Regression Line of Best Fit
The line that best represents the data on a graph, minimizing the distance between the line and each data point.
Slope (b)
The measure of how much the dependent variable changes for each unit increase in the independent variable.
y-Intercept (a)
The value of the dependent variable when the independent variable is zero; the point where the regression line intersects the y-axis.
Regression Coefficient
Another term for slope (b); indicates the strength and direction of the relationship between variables.
Normal Distribution
An assumption that the dependent variable follows a bell-shaped curve centered around its mean.
Homoscedasticity
An assumption of regression analysis that states residuals are equally varied across all levels of the independent variable.
Multicollinearity
A phenomenon in statistical analysis where two or more independent variables are highly correlated, affecting the reliability of regression coefficients.
Validity
The degree to which a tool measures what it claims to measure.
Reliability
The consistency of a measure over time and across different instances.
Critical t Value
The threshold value that the calculated t statistic must exceed to indicate significance.
R-squared (R²)
A statistical measure that represents the proportion of variance for the dependent variable explained by the independent variable(s).
Standardized Beta (β)
A statistic that indicates the magnitude of the relationship between the predictor and dependent variable.
Associational Design
A type of research design that examines the relationship or association between two or more variables.
Sample Size (n)
The number of observations or participants included in a study or analysis.
Pearson Correlation
A statistical measure that expresses the extent to which two variables are linearly related.
Statistical Analysis
The process of collecting and interpreting data to uncover patterns and relationships.
Hypothesis Testing
A method used to determine if there is enough statistical evidence in a sample of data to infer that a certain condition holds for the entire population.
Prediction
The act of forecasting the value of a dependent variable based on the values of independent variables.
Interpretation of Results
The process of explaining the meaning and implications of statistical findings.

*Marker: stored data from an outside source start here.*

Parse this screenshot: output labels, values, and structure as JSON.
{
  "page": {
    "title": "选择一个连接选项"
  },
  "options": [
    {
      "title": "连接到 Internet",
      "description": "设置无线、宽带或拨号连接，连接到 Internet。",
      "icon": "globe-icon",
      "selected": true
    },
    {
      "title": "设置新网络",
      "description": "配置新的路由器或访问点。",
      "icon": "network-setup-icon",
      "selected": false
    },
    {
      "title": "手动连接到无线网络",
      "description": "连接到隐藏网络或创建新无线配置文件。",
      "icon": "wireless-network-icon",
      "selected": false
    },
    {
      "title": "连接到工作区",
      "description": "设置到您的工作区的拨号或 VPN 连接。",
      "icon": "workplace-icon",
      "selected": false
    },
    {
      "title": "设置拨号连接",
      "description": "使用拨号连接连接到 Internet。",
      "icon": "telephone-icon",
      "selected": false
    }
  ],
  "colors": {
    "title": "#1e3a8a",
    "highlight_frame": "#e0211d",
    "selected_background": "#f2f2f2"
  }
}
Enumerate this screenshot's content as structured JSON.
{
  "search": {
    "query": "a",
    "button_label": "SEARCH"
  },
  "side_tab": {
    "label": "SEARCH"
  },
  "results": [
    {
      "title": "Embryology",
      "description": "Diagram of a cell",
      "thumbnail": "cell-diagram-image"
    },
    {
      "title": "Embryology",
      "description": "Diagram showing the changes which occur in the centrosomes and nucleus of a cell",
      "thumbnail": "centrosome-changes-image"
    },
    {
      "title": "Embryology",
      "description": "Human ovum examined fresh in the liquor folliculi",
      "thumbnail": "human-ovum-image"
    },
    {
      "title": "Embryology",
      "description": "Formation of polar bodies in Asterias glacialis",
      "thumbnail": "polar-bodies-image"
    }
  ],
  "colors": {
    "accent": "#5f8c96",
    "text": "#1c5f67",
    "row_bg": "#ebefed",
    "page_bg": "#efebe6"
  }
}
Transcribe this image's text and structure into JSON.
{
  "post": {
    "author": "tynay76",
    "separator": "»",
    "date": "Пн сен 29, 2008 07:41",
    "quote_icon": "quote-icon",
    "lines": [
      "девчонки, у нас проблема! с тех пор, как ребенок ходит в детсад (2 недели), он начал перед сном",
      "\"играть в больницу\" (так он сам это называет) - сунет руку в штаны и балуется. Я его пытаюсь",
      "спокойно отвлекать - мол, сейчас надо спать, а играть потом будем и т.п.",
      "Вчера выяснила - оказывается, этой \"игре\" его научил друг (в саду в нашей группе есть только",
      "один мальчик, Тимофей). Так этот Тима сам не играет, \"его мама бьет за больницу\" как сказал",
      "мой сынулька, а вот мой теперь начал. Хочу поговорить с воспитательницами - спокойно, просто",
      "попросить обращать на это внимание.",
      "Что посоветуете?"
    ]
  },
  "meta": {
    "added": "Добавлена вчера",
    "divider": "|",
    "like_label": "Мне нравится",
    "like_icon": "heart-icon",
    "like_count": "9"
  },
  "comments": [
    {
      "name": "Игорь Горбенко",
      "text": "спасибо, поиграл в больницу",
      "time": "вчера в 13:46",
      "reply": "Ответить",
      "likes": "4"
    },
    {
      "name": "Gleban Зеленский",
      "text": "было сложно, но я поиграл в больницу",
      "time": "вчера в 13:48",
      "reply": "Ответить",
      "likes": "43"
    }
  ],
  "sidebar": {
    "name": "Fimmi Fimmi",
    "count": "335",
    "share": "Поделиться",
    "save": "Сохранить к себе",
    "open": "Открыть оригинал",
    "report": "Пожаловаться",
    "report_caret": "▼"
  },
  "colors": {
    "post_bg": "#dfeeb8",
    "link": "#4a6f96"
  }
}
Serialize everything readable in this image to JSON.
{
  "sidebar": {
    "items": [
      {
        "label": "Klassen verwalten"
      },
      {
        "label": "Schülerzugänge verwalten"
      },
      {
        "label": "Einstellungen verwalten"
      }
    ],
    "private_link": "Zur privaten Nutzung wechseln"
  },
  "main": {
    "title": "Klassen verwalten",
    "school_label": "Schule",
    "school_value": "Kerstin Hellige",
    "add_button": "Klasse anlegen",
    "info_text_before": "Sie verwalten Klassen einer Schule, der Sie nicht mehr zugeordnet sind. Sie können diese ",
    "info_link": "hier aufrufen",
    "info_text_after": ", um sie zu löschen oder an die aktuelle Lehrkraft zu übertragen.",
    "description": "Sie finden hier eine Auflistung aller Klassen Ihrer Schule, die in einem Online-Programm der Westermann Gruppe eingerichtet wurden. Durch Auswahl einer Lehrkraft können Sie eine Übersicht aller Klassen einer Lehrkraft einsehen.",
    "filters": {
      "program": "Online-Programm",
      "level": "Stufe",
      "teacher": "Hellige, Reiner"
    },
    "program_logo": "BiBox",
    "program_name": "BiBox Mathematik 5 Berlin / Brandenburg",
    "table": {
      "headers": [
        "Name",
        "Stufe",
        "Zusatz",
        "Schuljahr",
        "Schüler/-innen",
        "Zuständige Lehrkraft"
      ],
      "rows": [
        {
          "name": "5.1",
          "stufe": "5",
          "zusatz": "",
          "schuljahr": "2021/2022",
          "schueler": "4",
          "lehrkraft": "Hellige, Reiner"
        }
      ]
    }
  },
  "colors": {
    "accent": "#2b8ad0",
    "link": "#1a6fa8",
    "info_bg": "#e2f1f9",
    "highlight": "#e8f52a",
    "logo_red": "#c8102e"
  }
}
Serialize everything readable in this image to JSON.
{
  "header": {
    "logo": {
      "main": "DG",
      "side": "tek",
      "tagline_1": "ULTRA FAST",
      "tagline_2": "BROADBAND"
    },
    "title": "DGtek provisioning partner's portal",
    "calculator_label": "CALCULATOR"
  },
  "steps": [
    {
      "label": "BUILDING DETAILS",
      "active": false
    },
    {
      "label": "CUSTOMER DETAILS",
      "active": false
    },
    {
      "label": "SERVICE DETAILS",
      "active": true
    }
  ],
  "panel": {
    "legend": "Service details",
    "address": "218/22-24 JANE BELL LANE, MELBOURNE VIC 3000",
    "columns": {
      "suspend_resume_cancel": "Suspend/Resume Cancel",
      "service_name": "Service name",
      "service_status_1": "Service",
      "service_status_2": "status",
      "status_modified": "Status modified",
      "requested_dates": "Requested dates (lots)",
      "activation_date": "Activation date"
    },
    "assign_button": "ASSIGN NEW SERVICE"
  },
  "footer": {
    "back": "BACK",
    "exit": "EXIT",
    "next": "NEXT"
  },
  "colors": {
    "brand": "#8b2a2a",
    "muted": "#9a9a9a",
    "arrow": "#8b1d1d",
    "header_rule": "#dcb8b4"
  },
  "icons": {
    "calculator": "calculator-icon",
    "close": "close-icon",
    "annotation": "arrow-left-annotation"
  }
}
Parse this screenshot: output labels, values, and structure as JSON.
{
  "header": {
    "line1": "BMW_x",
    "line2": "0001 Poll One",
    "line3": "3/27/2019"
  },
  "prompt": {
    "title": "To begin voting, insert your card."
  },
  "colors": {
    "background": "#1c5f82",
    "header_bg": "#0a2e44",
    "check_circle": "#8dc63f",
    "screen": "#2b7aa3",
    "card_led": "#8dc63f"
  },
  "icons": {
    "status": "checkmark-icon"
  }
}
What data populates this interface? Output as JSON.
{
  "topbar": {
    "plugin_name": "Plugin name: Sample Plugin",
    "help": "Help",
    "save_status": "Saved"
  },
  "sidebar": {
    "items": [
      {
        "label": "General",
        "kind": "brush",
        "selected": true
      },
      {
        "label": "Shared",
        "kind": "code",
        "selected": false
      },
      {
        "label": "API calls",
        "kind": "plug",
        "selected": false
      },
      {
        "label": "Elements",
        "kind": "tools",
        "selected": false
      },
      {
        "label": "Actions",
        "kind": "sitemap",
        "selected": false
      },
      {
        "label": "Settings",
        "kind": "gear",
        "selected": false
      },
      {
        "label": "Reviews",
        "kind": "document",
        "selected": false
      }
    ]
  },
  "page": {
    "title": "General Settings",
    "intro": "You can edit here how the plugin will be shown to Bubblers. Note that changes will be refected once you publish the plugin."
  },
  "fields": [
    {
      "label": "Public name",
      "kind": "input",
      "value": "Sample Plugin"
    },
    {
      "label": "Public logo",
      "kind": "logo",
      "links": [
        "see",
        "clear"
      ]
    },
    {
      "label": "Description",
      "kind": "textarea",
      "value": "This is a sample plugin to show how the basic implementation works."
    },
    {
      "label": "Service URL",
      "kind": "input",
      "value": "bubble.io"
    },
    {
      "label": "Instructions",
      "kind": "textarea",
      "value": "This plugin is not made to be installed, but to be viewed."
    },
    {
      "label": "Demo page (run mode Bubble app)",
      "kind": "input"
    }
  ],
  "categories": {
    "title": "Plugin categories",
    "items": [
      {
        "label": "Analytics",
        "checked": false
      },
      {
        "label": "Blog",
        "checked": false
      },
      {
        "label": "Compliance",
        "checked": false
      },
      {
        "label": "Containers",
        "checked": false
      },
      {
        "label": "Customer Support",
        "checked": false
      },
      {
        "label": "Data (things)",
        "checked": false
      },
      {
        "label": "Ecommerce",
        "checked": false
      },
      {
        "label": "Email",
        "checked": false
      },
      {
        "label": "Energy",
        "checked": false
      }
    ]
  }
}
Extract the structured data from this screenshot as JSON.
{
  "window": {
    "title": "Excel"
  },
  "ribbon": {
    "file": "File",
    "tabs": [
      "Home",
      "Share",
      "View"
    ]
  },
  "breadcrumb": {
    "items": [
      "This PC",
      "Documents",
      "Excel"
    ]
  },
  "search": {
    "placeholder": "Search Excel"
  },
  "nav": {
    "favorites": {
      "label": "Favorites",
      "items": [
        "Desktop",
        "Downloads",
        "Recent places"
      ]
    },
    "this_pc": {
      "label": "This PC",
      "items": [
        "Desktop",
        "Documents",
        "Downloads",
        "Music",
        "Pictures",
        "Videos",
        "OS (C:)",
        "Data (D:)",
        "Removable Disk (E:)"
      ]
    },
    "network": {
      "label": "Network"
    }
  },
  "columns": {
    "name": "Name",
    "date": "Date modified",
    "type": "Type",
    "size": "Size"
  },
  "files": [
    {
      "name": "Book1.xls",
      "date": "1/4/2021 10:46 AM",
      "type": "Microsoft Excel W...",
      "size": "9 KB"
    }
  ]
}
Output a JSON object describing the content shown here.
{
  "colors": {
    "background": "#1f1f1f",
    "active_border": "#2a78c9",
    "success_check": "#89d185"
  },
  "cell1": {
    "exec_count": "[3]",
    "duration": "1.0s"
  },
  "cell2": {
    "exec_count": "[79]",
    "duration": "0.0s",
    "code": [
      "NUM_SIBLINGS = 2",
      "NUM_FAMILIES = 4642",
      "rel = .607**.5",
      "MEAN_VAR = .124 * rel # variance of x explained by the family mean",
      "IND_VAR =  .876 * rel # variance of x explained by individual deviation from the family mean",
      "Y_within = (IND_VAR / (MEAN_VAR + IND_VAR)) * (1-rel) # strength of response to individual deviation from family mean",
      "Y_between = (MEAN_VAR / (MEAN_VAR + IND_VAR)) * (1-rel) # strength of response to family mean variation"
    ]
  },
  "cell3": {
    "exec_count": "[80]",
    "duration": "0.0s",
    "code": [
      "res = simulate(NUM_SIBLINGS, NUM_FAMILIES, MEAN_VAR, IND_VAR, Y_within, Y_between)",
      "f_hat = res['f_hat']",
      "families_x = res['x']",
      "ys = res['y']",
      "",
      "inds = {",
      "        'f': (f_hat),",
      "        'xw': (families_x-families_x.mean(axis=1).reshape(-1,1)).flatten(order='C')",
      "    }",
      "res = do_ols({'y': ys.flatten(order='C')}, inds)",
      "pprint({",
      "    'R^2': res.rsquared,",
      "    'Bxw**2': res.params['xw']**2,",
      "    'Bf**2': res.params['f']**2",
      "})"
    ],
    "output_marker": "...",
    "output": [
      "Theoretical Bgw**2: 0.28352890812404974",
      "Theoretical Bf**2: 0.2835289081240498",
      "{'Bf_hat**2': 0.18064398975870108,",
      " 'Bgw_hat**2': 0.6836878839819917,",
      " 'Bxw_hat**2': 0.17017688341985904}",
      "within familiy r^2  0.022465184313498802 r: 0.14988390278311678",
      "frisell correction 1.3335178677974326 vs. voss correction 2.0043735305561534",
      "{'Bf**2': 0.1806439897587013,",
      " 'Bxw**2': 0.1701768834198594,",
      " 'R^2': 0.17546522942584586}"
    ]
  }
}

Patient Health Questionnaire (PHQ-9)
A widely used self-report tool for screening and measuring the severity of depression.
Brief Resilience Scale (BRS)
A scale designed to measure an individual’s ability to bounce back from stress.
Degrees of Freedom (df)
The number of independent values or quantities which can be assigned to a statistical distribution.
Statistical Software
Computer programs used to manage, analyze, and visualize data.
Assumptions of Linear Regression
Conditions that must be met for the results of regression analyses to be valid.
Research Study Design
The framework that outlines how a study will be conducted, including sampling and data collection methods.